Gunshots themselves are not instantly painful or unbalancing enough, especially when the victim is under the influence of alcohol, drugs, or adrenaline, to promise incapacitation. Though most non-CNS single shot incapacitations are psychological, the phenominon is not reliable as a method of stopping.
This is true, multiple shots are better, but is outside the scope of the discussion, and is heavly dependant on the method of employment. One shot is all you might get.
If we are talking about use inside a residence, the average shot distance will be measured in feet, not yards. Consider that an average man can cover 7 yards (21 feet) in 1.5 seconds. If that man begins closing with you, as you make the decision to fire, you just lost about .2-.3 seconds to identify, decide, and act. Sweeping the safety and raising the muzzle will take you another .1-.2 seconds. Establishing some kind of sight picture will take another .1-.3 seconds. This leaves you with 1.1 to .7 seconds (with times that are assuming a high degree of proficiency with no performance degredation under stress) before the aggressor will be physically occupying the space you are, during which time you say you are going to assess the shot's effectiveness.

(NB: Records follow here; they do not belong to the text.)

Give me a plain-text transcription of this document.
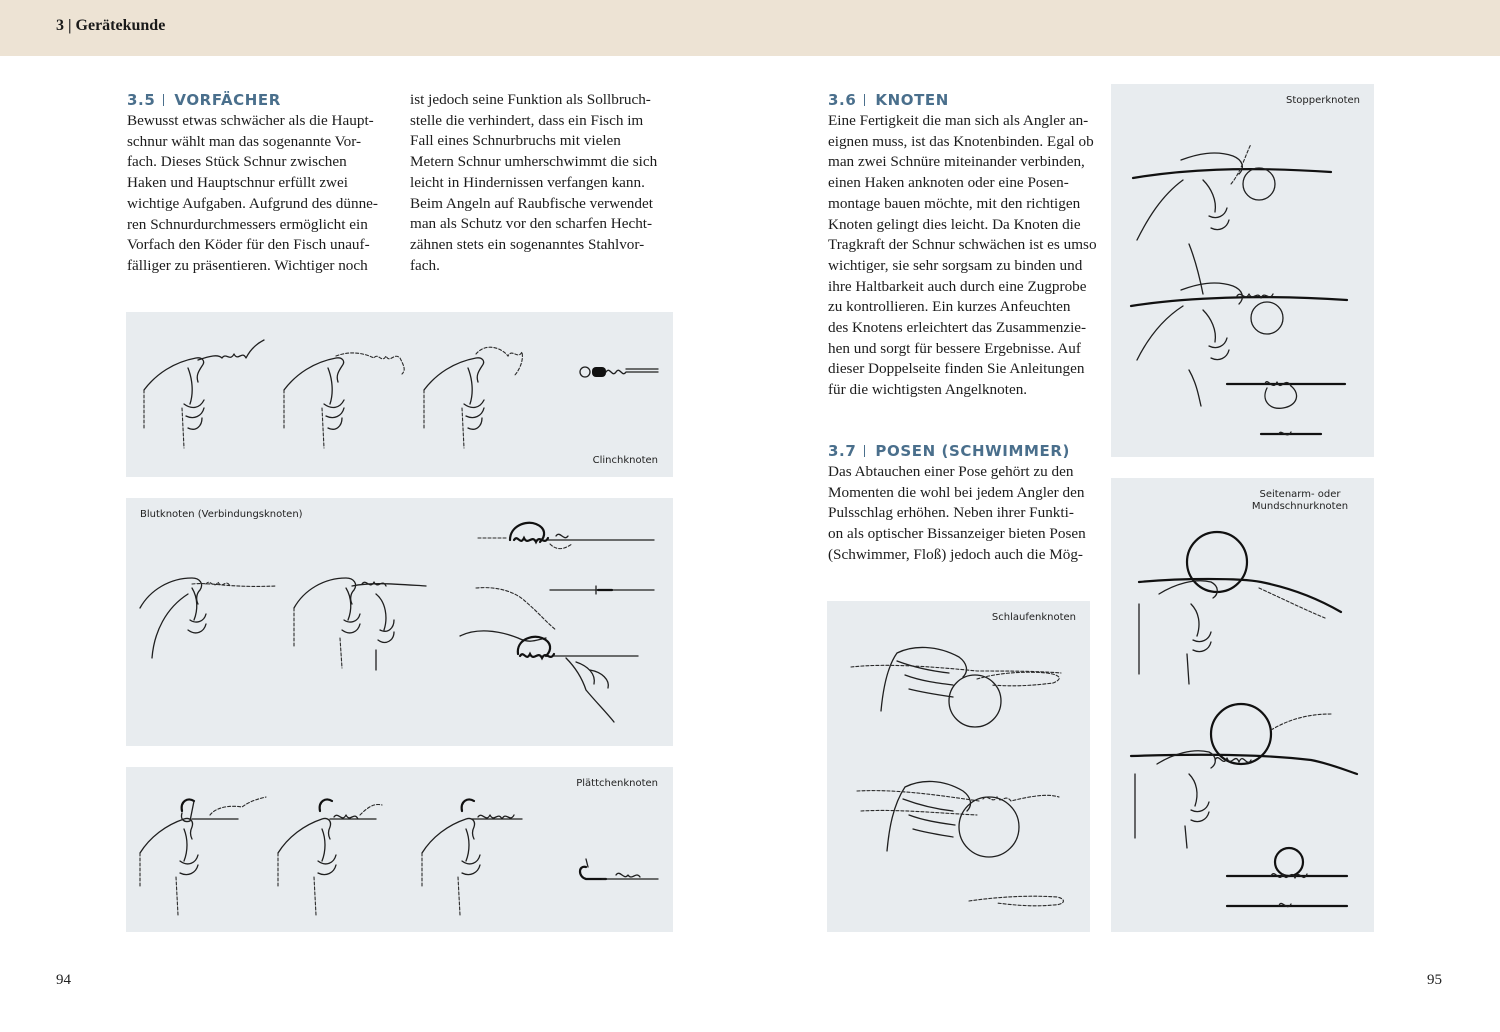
3 | Gerätekunde
3.5 VORFÄCHER
Bewusst etwas schwächer als die Haupt-
schnur wählt man das sogenannte Vor-
fach. Dieses Stück Schnur zwischen
Haken und Hauptschnur erfüllt zwei
wichtige Aufgaben. Aufgrund des dünne-
ren Schnurdurchmessers ermöglicht ein
Vorfach den Köder für den Fisch unauf-
fälliger zu präsentieren. Wichtiger noch
ist jedoch seine Funktion als Sollbruch-
stelle die verhindert, dass ein Fisch im
Fall eines Schnurbruchs mit vielen
Metern Schnur umherschwimmt die sich
leicht in Hindernissen verfangen kann.
Beim Angeln auf Raubfische verwendet
man als Schutz vor den scharfen Hecht-
zähnen stets ein sogenanntes Stahlvor-
fach.
Clinchknoten
Blutknoten (Verbindungsknoten)
Plättchenknoten
94
3.6 KNOTEN
Eine Fertigkeit die man sich als Angler an-
eignen muss, ist das Knotenbinden. Egal ob
man zwei Schnüre miteinander verbinden,
einen Haken anknoten oder eine Posen-
montage bauen möchte, mit den richtigen
Knoten gelingt dies leicht. Da Knoten die
Tragkraft der Schnur schwächen ist es umso
wichtiger, sie sehr sorgsam zu binden und
ihre Haltbarkeit auch durch eine Zugprobe
zu kontrollieren. Ein kurzes Anfeuchten
des Knotens erleichtert das Zusammenzie-
hen und sorgt für bessere Ergebnisse. Auf
dieser Doppelseite finden Sie Anleitungen
für die wichtigsten Angelknoten.
3.7 POSEN (SCHWIMMER)
Das Abtauchen einer Pose gehört zu den
Momenten die wohl bei jedem Angler den
Pulsschlag erhöhen. Neben ihrer Funkti-
on als optischer Bissanzeiger bieten Posen
(Schwimmer, Floß) jedoch auch die Mög-
Schlaufenknoten
Stopperknoten
Seitenarm- oder
Mundschnurknoten
95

Since the muzzle of a 16" carbine is about 2'-3' from your actual position, the BG will be inside the muzzle in even less than 1.5 seconds. Now just imagine you are actually at room distances, which will be about 10'.
The times needed are not just to get off a shot, but to incapacitate the threat.
The shot after the assessment may be 5 pounds away, but it will be about 1/2 second too late.
Of course, the same argument could be used for any type of round, but shots that penetrate the heart have a much higher incidence of rapid incapacitation than any other non-CNS shot. Either way, count on shooting until the threat drops.